A Prefeitura também informou que denúncias sobre a área da Saúde, incluindo a indicação de possíveis criadouros, devem ser feitas pessoalmente na Visa (Divisão de Vigilância Sanitária), na Rua João Siriani, 313, no Jardim América, ou pelo e-mail: denunciasvisa@braganca.sp.gov.br.
VACINA
A Anvisa (Agência Nacional de Vigilância Sanitária) autorizou o Instituto Butantan, unidade estadual vinculada à Secretaria de Estado da Saúde e um dos maiores centros de pesquisas biomédicas do mundo, a dar início à terceira fase de testes clínicos em humanos, última etapa para obter o registro da vacina e, assim, disponibilizá-la na rede pública para campanhas de imunização em massa
Os estudos clínicos envolverão 17 mil voluntários em 13 cidades nas cinco regiões brasileiras. A perspectiva é vacinar o número total de participantes em até um ano. Os resultados da pesquisa dependem de como será a circulação do vírus, mas o governo do estado e o Butantan avaliam ser possível ter a vacina disponível até 2017.
Poderão participar do estudo pessoas que estejam saudáveis, que já tiveram ou não dengue em algum momento da vida e que se enquadrem em três faixas-etárias: 2 a 6 anos, 7 a 17 anos e 18 a 59 anos.

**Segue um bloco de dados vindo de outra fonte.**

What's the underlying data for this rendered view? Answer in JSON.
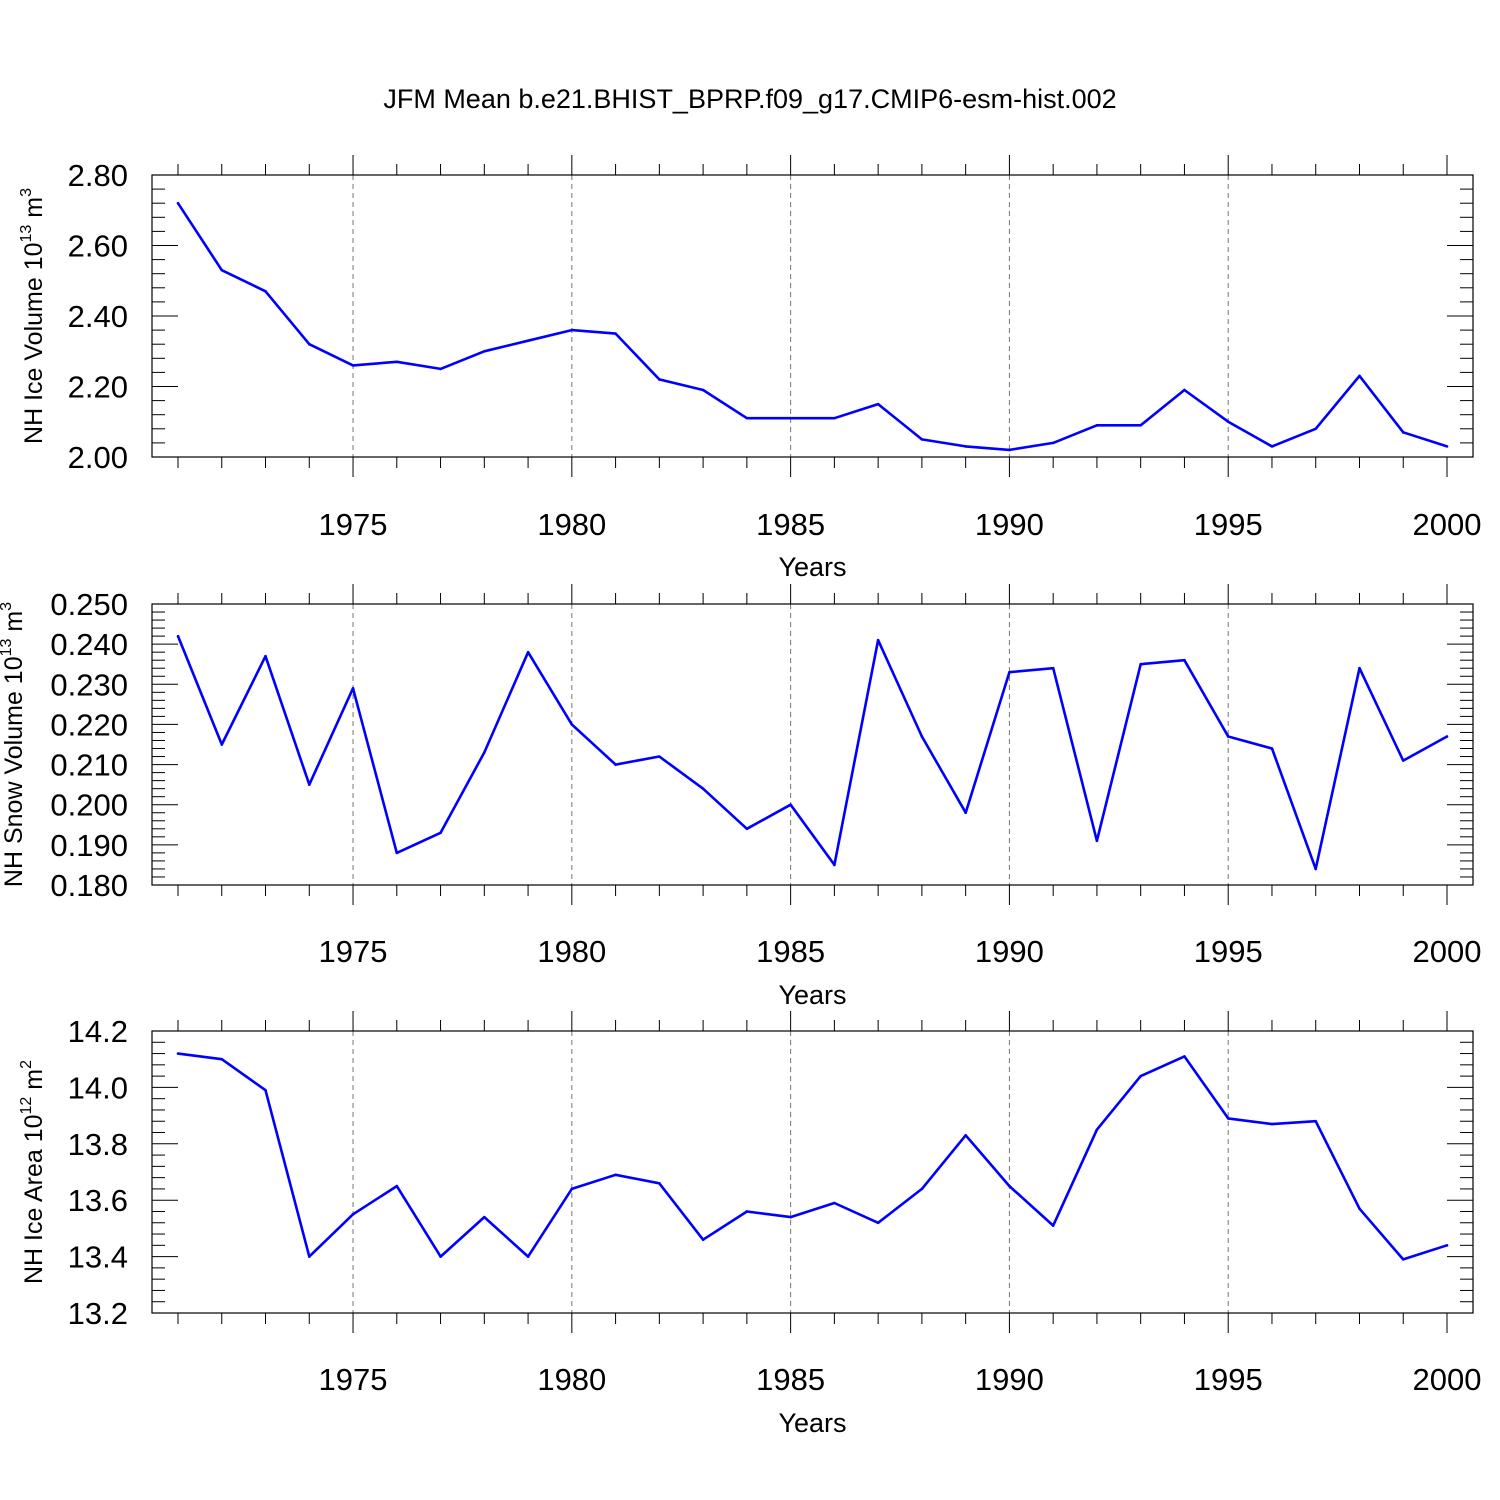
{
  "title": "JFM Mean b.e21.BHIST_BPRP.f09_g17.CMIP6-esm-hist.002",
  "chart_data": [
    {
      "type": "line",
      "xlabel": "Years",
      "ylabel": {
        "text": "NH Ice Volume 10",
        "exp1": "13",
        "mid": " m",
        "exp2": "3"
      },
      "xlim": [
        1971,
        2000
      ],
      "ylim": [
        2.0,
        2.8
      ],
      "x_ticks": [
        "1975",
        "1980",
        "1985",
        "1990",
        "1995",
        "2000"
      ],
      "y_ticks": [
        "2.00",
        "2.20",
        "2.40",
        "2.60",
        "2.80"
      ],
      "grid": "vertical dashed at major x ticks",
      "color": "#0000ff",
      "x": [
        1971,
        1972,
        1973,
        1974,
        1975,
        1976,
        1977,
        1978,
        1979,
        1980,
        1981,
        1982,
        1983,
        1984,
        1985,
        1986,
        1987,
        1988,
        1989,
        1990,
        1991,
        1992,
        1993,
        1994,
        1995,
        1996,
        1997,
        1998,
        1999,
        2000
      ],
      "values": [
        2.72,
        2.53,
        2.47,
        2.32,
        2.26,
        2.27,
        2.25,
        2.3,
        2.33,
        2.36,
        2.35,
        2.22,
        2.19,
        2.11,
        2.11,
        2.11,
        2.15,
        2.05,
        2.03,
        2.02,
        2.04,
        2.09,
        2.09,
        2.19,
        2.1,
        2.03,
        2.08,
        2.23,
        2.07,
        2.03
      ]
    },
    {
      "type": "line",
      "xlabel": "Years",
      "ylabel": {
        "text": "NH Snow Volume 10",
        "exp1": "13",
        "mid": " m",
        "exp2": "3"
      },
      "xlim": [
        1971,
        2000
      ],
      "ylim": [
        0.18,
        0.25
      ],
      "x_ticks": [
        "1975",
        "1980",
        "1985",
        "1990",
        "1995",
        "2000"
      ],
      "y_ticks": [
        "0.180",
        "0.190",
        "0.200",
        "0.210",
        "0.220",
        "0.230",
        "0.240",
        "0.250"
      ],
      "grid": "vertical dashed at major x ticks",
      "color": "#0000ff",
      "x": [
        1971,
        1972,
        1973,
        1974,
        1975,
        1976,
        1977,
        1978,
        1979,
        1980,
        1981,
        1982,
        1983,
        1984,
        1985,
        1986,
        1987,
        1988,
        1989,
        1990,
        1991,
        1992,
        1993,
        1994,
        1995,
        1996,
        1997,
        1998,
        1999,
        2000
      ],
      "values": [
        0.242,
        0.215,
        0.237,
        0.205,
        0.229,
        0.188,
        0.193,
        0.213,
        0.238,
        0.22,
        0.21,
        0.212,
        0.204,
        0.194,
        0.2,
        0.185,
        0.241,
        0.217,
        0.198,
        0.233,
        0.234,
        0.191,
        0.235,
        0.236,
        0.217,
        0.214,
        0.184,
        0.234,
        0.211,
        0.217
      ]
    },
    {
      "type": "line",
      "xlabel": "Years",
      "ylabel": {
        "text": "NH Ice Area 10",
        "exp1": "12",
        "mid": " m",
        "exp2": "2"
      },
      "xlim": [
        1971,
        2000
      ],
      "ylim": [
        13.2,
        14.2
      ],
      "x_ticks": [
        "1975",
        "1980",
        "1985",
        "1990",
        "1995",
        "2000"
      ],
      "y_ticks": [
        "13.2",
        "13.4",
        "13.6",
        "13.8",
        "14.0",
        "14.2"
      ],
      "grid": "vertical dashed at major x ticks",
      "color": "#0000ff",
      "x": [
        1971,
        1972,
        1973,
        1974,
        1975,
        1976,
        1977,
        1978,
        1979,
        1980,
        1981,
        1982,
        1983,
        1984,
        1985,
        1986,
        1987,
        1988,
        1989,
        1990,
        1991,
        1992,
        1993,
        1994,
        1995,
        1996,
        1997,
        1998,
        1999,
        2000
      ],
      "values": [
        14.12,
        14.1,
        13.99,
        13.4,
        13.55,
        13.65,
        13.4,
        13.54,
        13.4,
        13.64,
        13.69,
        13.66,
        13.46,
        13.56,
        13.54,
        13.59,
        13.52,
        13.64,
        13.83,
        13.65,
        13.51,
        13.85,
        14.04,
        14.11,
        13.89,
        13.87,
        13.88,
        13.57,
        13.39,
        13.44
      ]
    }
  ]
}
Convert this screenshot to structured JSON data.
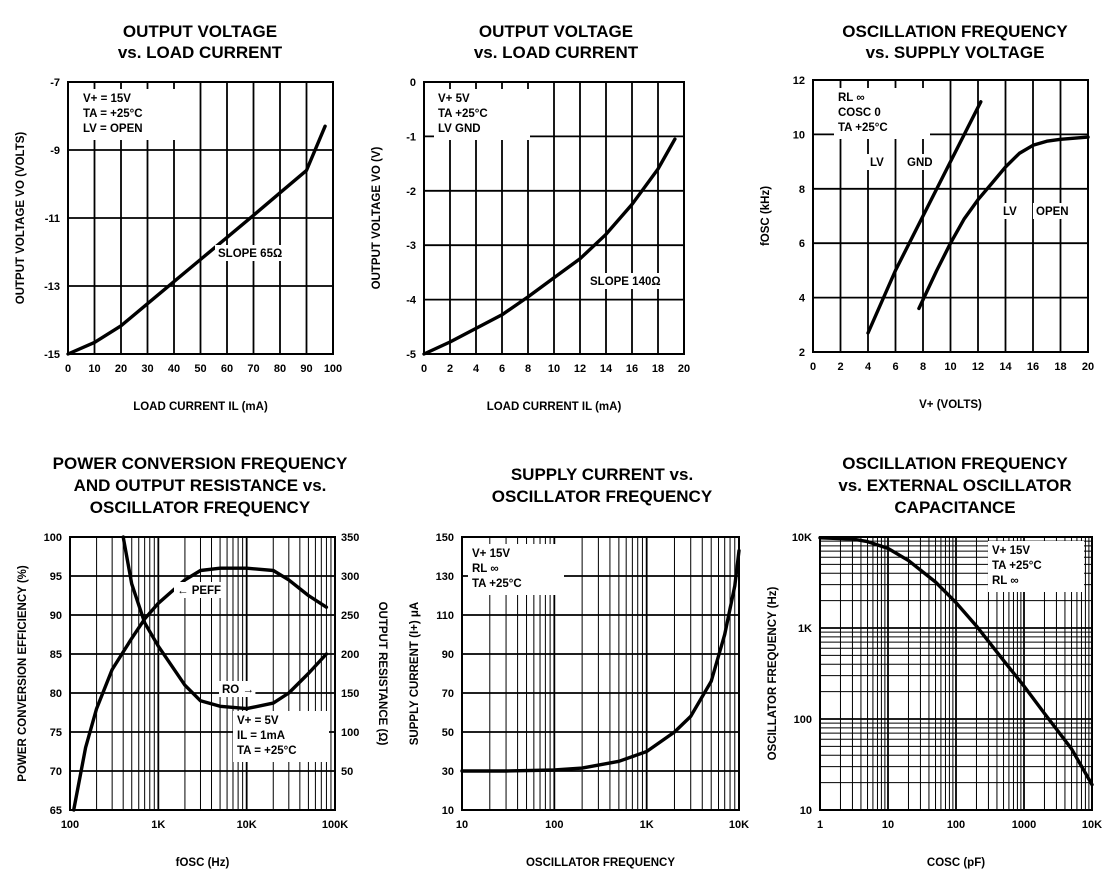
{
  "chart_data": [
    {
      "type": "line",
      "title": [
        "OUTPUT VOLTAGE",
        "vs. LOAD CURRENT"
      ],
      "xlabel": "LOAD CURRENT IL (mA)",
      "ylabel": "OUTPUT VOLTAGE VO (VOLTS)",
      "xscale": "linear",
      "yscale": "linear",
      "xlim": [
        0,
        100
      ],
      "ylim": [
        -15,
        -7
      ],
      "xticks": [
        0,
        10,
        20,
        30,
        40,
        50,
        60,
        70,
        80,
        90,
        100
      ],
      "xticklabels": [
        "0",
        "10",
        "20",
        "30",
        "40",
        "50",
        "60",
        "70",
        "80",
        "90",
        "100"
      ],
      "yticks": [
        -15,
        -13,
        -11,
        -9,
        -7
      ],
      "yticklabels": [
        "-15",
        "-13",
        "-11",
        "-9",
        "-7"
      ],
      "grid": "on",
      "conditions": [
        "V+ = 15V",
        "TA = +25°C",
        "LV = OPEN"
      ],
      "annotations": [
        "SLOPE  65Ω"
      ],
      "series": [
        {
          "name": "",
          "x": [
            0,
            10,
            20,
            30,
            40,
            50,
            60,
            70,
            80,
            90,
            97
          ],
          "y": [
            -15.0,
            -14.66,
            -14.17,
            -13.52,
            -12.87,
            -12.22,
            -11.57,
            -10.92,
            -10.26,
            -9.6,
            -8.3
          ]
        }
      ]
    },
    {
      "type": "line",
      "title": [
        "OUTPUT VOLTAGE",
        "vs. LOAD CURRENT"
      ],
      "xlabel": "LOAD CURRENT IL (mA)",
      "ylabel": "OUTPUT VOLTAGE VO (V)",
      "xscale": "linear",
      "yscale": "linear",
      "xlim": [
        0,
        20
      ],
      "ylim": [
        -5,
        0
      ],
      "xticks": [
        0,
        2,
        4,
        6,
        8,
        10,
        12,
        14,
        16,
        18,
        20
      ],
      "xticklabels": [
        "0",
        "2",
        "4",
        "6",
        "8",
        "10",
        "12",
        "14",
        "16",
        "18",
        "20"
      ],
      "yticks": [
        -5,
        -4,
        -3,
        -2,
        -1,
        0
      ],
      "yticklabels": [
        "-5",
        "-4",
        "-3",
        "-2",
        "-1",
        "0"
      ],
      "grid": "on",
      "conditions": [
        "V+  5V",
        "TA  +25°C",
        "LV  GND"
      ],
      "annotations": [
        "SLOPE  140Ω"
      ],
      "series": [
        {
          "name": "",
          "x": [
            0,
            2,
            4,
            6,
            8,
            10,
            12,
            14,
            16,
            18,
            19.3
          ],
          "y": [
            -5.0,
            -4.78,
            -4.53,
            -4.28,
            -3.95,
            -3.6,
            -3.25,
            -2.8,
            -2.25,
            -1.6,
            -1.05
          ]
        }
      ]
    },
    {
      "type": "line",
      "title": [
        "OSCILLATION FREQUENCY",
        "vs. SUPPLY VOLTAGE"
      ],
      "xlabel": "V+ (VOLTS)",
      "ylabel": "fOSC (kHz)",
      "xscale": "linear",
      "yscale": "linear",
      "xlim": [
        0,
        20
      ],
      "ylim": [
        2,
        12
      ],
      "xticks": [
        0,
        2,
        4,
        6,
        8,
        10,
        12,
        14,
        16,
        18,
        20
      ],
      "xticklabels": [
        "0",
        "2",
        "4",
        "6",
        "8",
        "10",
        "12",
        "14",
        "16",
        "18",
        "20"
      ],
      "yticks": [
        2,
        4,
        6,
        8,
        10,
        12
      ],
      "yticklabels": [
        "2",
        "4",
        "6",
        "8",
        "10",
        "12"
      ],
      "grid": "on",
      "conditions": [
        "RL  ∞",
        "COSC  0",
        "TA  +25°C"
      ],
      "series": [
        {
          "name": "LV  GND",
          "x": [
            4,
            6,
            8,
            10,
            12.2
          ],
          "y": [
            2.7,
            5.0,
            7.0,
            9.0,
            11.2
          ]
        },
        {
          "name": "LV  OPEN",
          "x": [
            7.7,
            9,
            10,
            11,
            12,
            13,
            14,
            15,
            16,
            17,
            18,
            19,
            20
          ],
          "y": [
            3.6,
            5.0,
            6.0,
            6.9,
            7.6,
            8.2,
            8.8,
            9.3,
            9.6,
            9.75,
            9.82,
            9.86,
            9.9
          ]
        }
      ]
    },
    {
      "type": "line",
      "title": [
        "POWER CONVERSION FREQUENCY",
        "AND OUTPUT RESISTANCE vs.",
        "OSCILLATOR FREQUENCY"
      ],
      "xlabel": "fOSC (Hz)",
      "ylabel": "POWER CONVERSION EFFICIENCY (%)",
      "y2label": "OUTPUT RESISTANCE (Ω)",
      "xscale": "log",
      "yscale": "linear",
      "xlim": [
        100,
        100000
      ],
      "ylim": [
        65,
        100
      ],
      "y2lim": [
        0,
        350
      ],
      "xticks": [
        100,
        1000,
        10000,
        100000
      ],
      "xticklabels": [
        "100",
        "1K",
        "10K",
        "100K"
      ],
      "yticks": [
        65,
        70,
        75,
        80,
        85,
        90,
        95,
        100
      ],
      "yticklabels": [
        "65",
        "70",
        "75",
        "80",
        "85",
        "90",
        "95",
        "100"
      ],
      "y2ticks": [
        0,
        50,
        100,
        150,
        200,
        250,
        300,
        350
      ],
      "y2ticklabels": [
        "",
        "50",
        "100",
        "150",
        "200",
        "250",
        "300",
        "350"
      ],
      "grid": "on",
      "conditions": [
        "V+ = 5V",
        "IL = 1mA",
        "TA = +25°C"
      ],
      "series": [
        {
          "name": "PEFF",
          "axis": "left",
          "x": [
            110,
            150,
            200,
            300,
            500,
            700,
            1000,
            2000,
            3000,
            5000,
            10000,
            20000,
            30000,
            50000,
            80000
          ],
          "y": [
            65,
            73,
            78,
            83,
            87,
            89.5,
            91.5,
            94.5,
            95.7,
            96,
            96,
            95.7,
            94.5,
            92.5,
            91
          ]
        },
        {
          "name": "RO",
          "axis": "right",
          "x": [
            400,
            500,
            700,
            1000,
            2000,
            3000,
            5000,
            10000,
            20000,
            30000,
            50000,
            80000
          ],
          "y": [
            350,
            290,
            240,
            210,
            160,
            140,
            133,
            130,
            137,
            150,
            175,
            200
          ]
        }
      ]
    },
    {
      "type": "line",
      "title": [
        "SUPPLY CURRENT vs.",
        "OSCILLATOR FREQUENCY"
      ],
      "xlabel": "OSCILLATOR FREQUENCY",
      "ylabel": "SUPPLY CURRENT (I+) μA",
      "xscale": "log",
      "yscale": "linear",
      "xlim": [
        10,
        10000
      ],
      "ylim": [
        10,
        150
      ],
      "xticks": [
        10,
        100,
        1000,
        10000
      ],
      "xticklabels": [
        "10",
        "100",
        "1K",
        "10K"
      ],
      "yticks": [
        10,
        30,
        50,
        70,
        90,
        110,
        130,
        150
      ],
      "yticklabels": [
        "10",
        "30",
        "50",
        "70",
        "90",
        "110",
        "130",
        "150"
      ],
      "grid": "on",
      "conditions": [
        "V+  15V",
        "RL  ∞",
        "TA  +25°C"
      ],
      "series": [
        {
          "name": "",
          "x": [
            10,
            30,
            100,
            200,
            500,
            1000,
            2000,
            3000,
            5000,
            7000,
            9000,
            10000
          ],
          "y": [
            30,
            30,
            30.5,
            31.5,
            35,
            40,
            50,
            58,
            76,
            100,
            125,
            143
          ]
        }
      ]
    },
    {
      "type": "line",
      "title": [
        "OSCILLATION FREQUENCY",
        "vs. EXTERNAL OSCILLATOR",
        "CAPACITANCE"
      ],
      "xlabel": "COSC (pF)",
      "ylabel": "OSCILLATOR FREQUENCY (Hz)",
      "xscale": "log",
      "yscale": "log",
      "xlim": [
        1,
        10000
      ],
      "ylim": [
        10,
        10000
      ],
      "xticks": [
        1,
        10,
        100,
        1000,
        10000
      ],
      "xticklabels": [
        "1",
        "10",
        "100",
        "1000",
        "10K"
      ],
      "yticks": [
        10,
        100,
        1000,
        10000
      ],
      "yticklabels": [
        "10",
        "100",
        "1K",
        "10K"
      ],
      "grid": "on",
      "conditions": [
        "V+  15V",
        "TA  +25°C",
        "RL  ∞"
      ],
      "series": [
        {
          "name": "",
          "x": [
            1,
            3,
            5,
            10,
            20,
            50,
            100,
            200,
            500,
            1000,
            2000,
            5000,
            10000
          ],
          "y": [
            9800,
            9500,
            8900,
            7500,
            5500,
            3200,
            1900,
            1050,
            440,
            230,
            115,
            47,
            19
          ]
        }
      ]
    }
  ]
}
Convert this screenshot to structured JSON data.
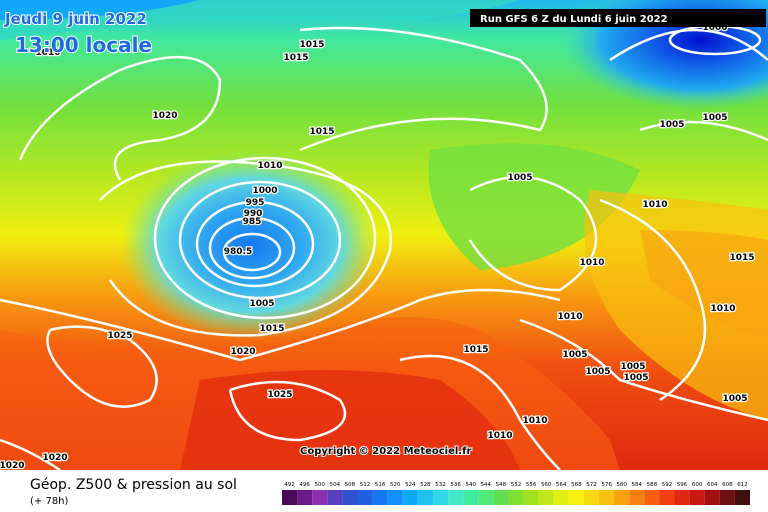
{
  "header": {
    "date": "Jeudi 9 juin 2022",
    "time": "13:00 locale",
    "run": "Run GFS 6 Z du Lundi 6 juin 2022"
  },
  "copyright": "Copyright © 2022 Meteociel.fr",
  "footer": {
    "title": "Géop. Z500 & pression au sol",
    "lead": "(+ 78h)"
  },
  "isobar_labels": [
    "1015",
    "1015",
    "1020",
    "1015",
    "1010",
    "1000",
    "995",
    "990",
    "985",
    "980.5",
    "1005",
    "1015",
    "1020",
    "1025",
    "1025",
    "1020",
    "1020",
    "1005",
    "1005",
    "1005",
    "1010",
    "1010",
    "1015",
    "1010",
    "1010",
    "1005",
    "1005",
    "1005",
    "1005",
    "1005",
    "1010",
    "1010",
    "1015",
    "1000",
    "1010"
  ],
  "colorbar": {
    "ticks": [
      492,
      496,
      500,
      504,
      508,
      512,
      516,
      520,
      524,
      528,
      532,
      536,
      540,
      544,
      548,
      552,
      556,
      560,
      564,
      568,
      572,
      576,
      580,
      584,
      588,
      592,
      596,
      600,
      604,
      608,
      612
    ],
    "colors": [
      "#4a0a5a",
      "#6a1a8a",
      "#8a30b0",
      "#5a40c0",
      "#3050d0",
      "#2060e0",
      "#1478f0",
      "#1090f8",
      "#10a8f8",
      "#20c0f0",
      "#30d8e8",
      "#40e8c8",
      "#40e8a0",
      "#50e878",
      "#60e050",
      "#80e030",
      "#a0e020",
      "#c0e818",
      "#e0f010",
      "#f8f010",
      "#f8d810",
      "#f8c010",
      "#f8a010",
      "#f88010",
      "#f86010",
      "#f04010",
      "#e02810",
      "#c81810",
      "#a01010",
      "#701010",
      "#401010"
    ]
  }
}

Os voluntários serão acompanhados pela equipe médica responsável pelo estudo durante o período de cinco anos e é importante que residam na região do serviço de saúde da pesquisa para facilitar o acompanhamento. Durante o período no qual o voluntário participará do estudo estão programadas, ao menos, 10 visitas aos centros de saúde do estudo para avaliações médicas e coleta de exames e 28 contatos telefônicos da equipe de pesquisa.
A vacina do Butantan tem potencial para proteger contra os quatro vírus da dengue com uma única dose e é produzida com os vírus vivos, mas geneticamente atenuados, isto é, enfraquecidos. O objetivo é que a vacina gere forte resposta imunológica, mas que não tenha capacidade de provocar dengue.